My one day off
And it was great.
I woke up and figured it was about noon.
I peeked open one eye and looked at the alarm clock.
Nope. It was almost six o'clock in the evening.
I Asked the kids why they didn't wake me up and they just kind of shrugged their
shoulders like "iounno".
We had plans! We were going to put up the Christmas tree and rearrange the furniture.
I have to work all weekend and so this will be the only chance for several days to make this happen.
Oh well, guess I got to sit and chill instead.
That's not completely true.
I ended up getting in a major fight with two of my girls
(the oldest two in case you were wondering).
Nothing really new,
just the same old shit that I am so tired of dealing with and am like,
REALLY? We are STILL doing this???
Lying, being devious, hanging around people or situations that are OBVIOUSLY bad
and then again, LYING to mom about it.
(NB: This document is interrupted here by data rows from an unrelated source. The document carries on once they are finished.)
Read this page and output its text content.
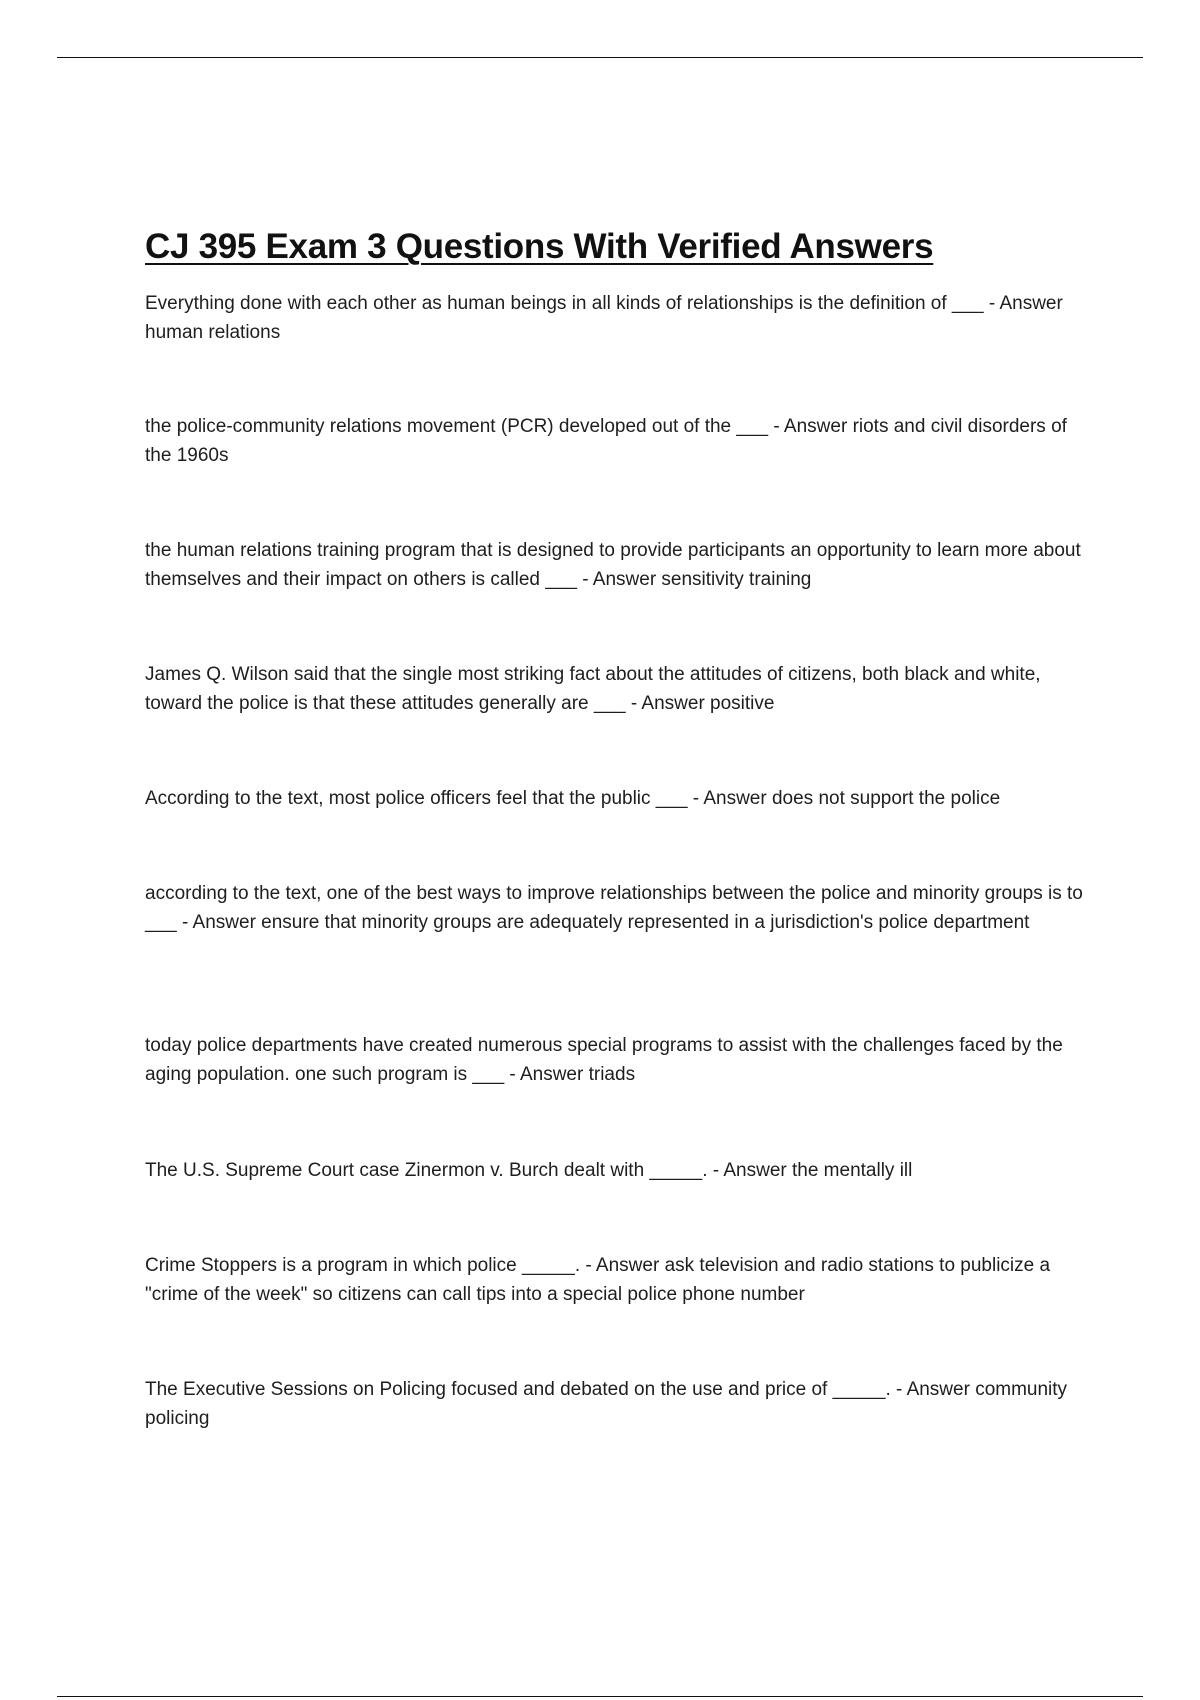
CJ 395 Exam 3 Questions With Verified Answers

Everything done with each other as human beings in all kinds of relationships is the definition of ___ - Answer human relations

the police-community relations movement (PCR) developed out of the ___ - Answer riots and civil disorders of the 1960s

the human relations training program that is designed to provide participants an opportunity to learn more about themselves and their impact on others is called ___ - Answer sensitivity training

James Q. Wilson said that the single most striking fact about the attitudes of citizens, both black and white, toward the police is that these attitudes generally are ___ - Answer positive

According to the text, most police officers feel that the public ___ - Answer does not support the police

according to the text, one of the best ways to improve relationships between the police and minority groups is to ___ - Answer ensure that minority groups are adequately represented in a jurisdiction's police department

today police departments have created numerous special programs to assist with the challenges faced by the aging population. one such program is ___ - Answer triads

The U.S. Supreme Court case Zinermon v. Burch dealt with _____. - Answer the mentally ill

Crime Stoppers is a program in which police _____. - Answer ask television and radio stations to publicize a "crime of the week" so citizens can call tips into a special police phone number

The Executive Sessions on Policing focused and debated on the use and price of _____. - Answer community policing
Get SO old and now Courtney is passing on the legacy
to her younger sister. Thanks.
It got ugly. Lots of yelling and defiance.
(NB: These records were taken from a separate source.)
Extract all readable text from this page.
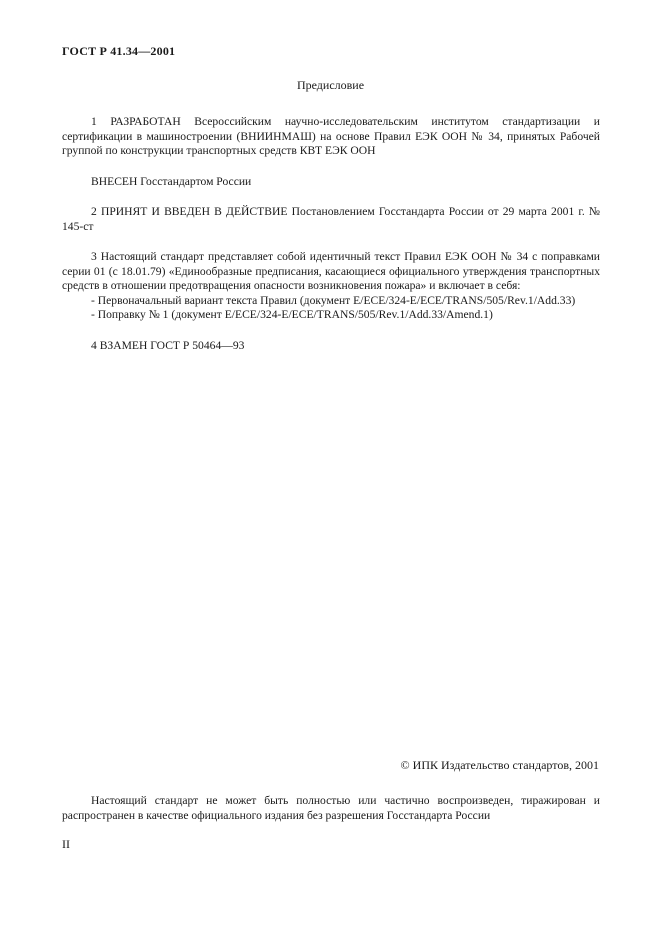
ГОСТ Р 41.34—2001
Предисловие

1 РАЗРАБОТАН Всероссийским научно-исследовательским институтом стандартизации и сертификации в машиностроении (ВНИИНМАШ) на основе Правил ЕЭК ООН № 34, принятых Рабочей группой по конструкции транспортных средств КВТ ЕЭК ООН

ВНЕСЕН Госстандартом России

2 ПРИНЯТ И ВВЕДЕН В ДЕЙСТВИЕ Постановлением Госстандарта России от 29 марта 2001 г. № 145-ст

3 Настоящий стандарт представляет собой идентичный текст Правил ЕЭК ООН № 34 с поправками серии 01 (с 18.01.79) «Единообразные предписания, касающиеся официального утверждения транспортных средств в отношении предотвращения опасности возникновения пожара» и включает в себя:

- Первоначальный вариант текста Правил (документ E/ECE/324-E/ECE/TRANS/505/Rev.1/Add.33)

- Поправку № 1 (документ E/ECE/324-E/ECE/TRANS/505/Rev.1/Add.33/Amend.1)

4 ВЗАМЕН ГОСТ Р 50464—93

© ИПК Издательство стандартов, 2001
Настоящий стандарт не может быть полностью или частично воспроизведен, тиражирован и распространен в качестве официального издания без разрешения Госстандарта России
II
Phones got taken away and kids got sent to their rooms.
Even in that Courtney tried to be defiant.
She was mad that I took her phone so she continued to yell at me and
then refused to shut her bedroom door because i wanted it shut.
Just overall DRAMA.
I HATE DRAMA.
I want peace.
I her to know that I love her and to let that be enough.
I want her to realize that the words she keeps screaming at me...
"I'm almost 18!!!" are very true and that she should cherish every little bit of this we have left
just like I do. I want her to behave and love me.
I want her to appreciate the very vulnerable, impressionable gifts that are her little sisters,
and treat them as such.
I just want a normal, peaceful, happy, joyful, well-adjusted, well-rounded, healthy family.
Not a constant struggle that pulls down my self-esteem with every encounter.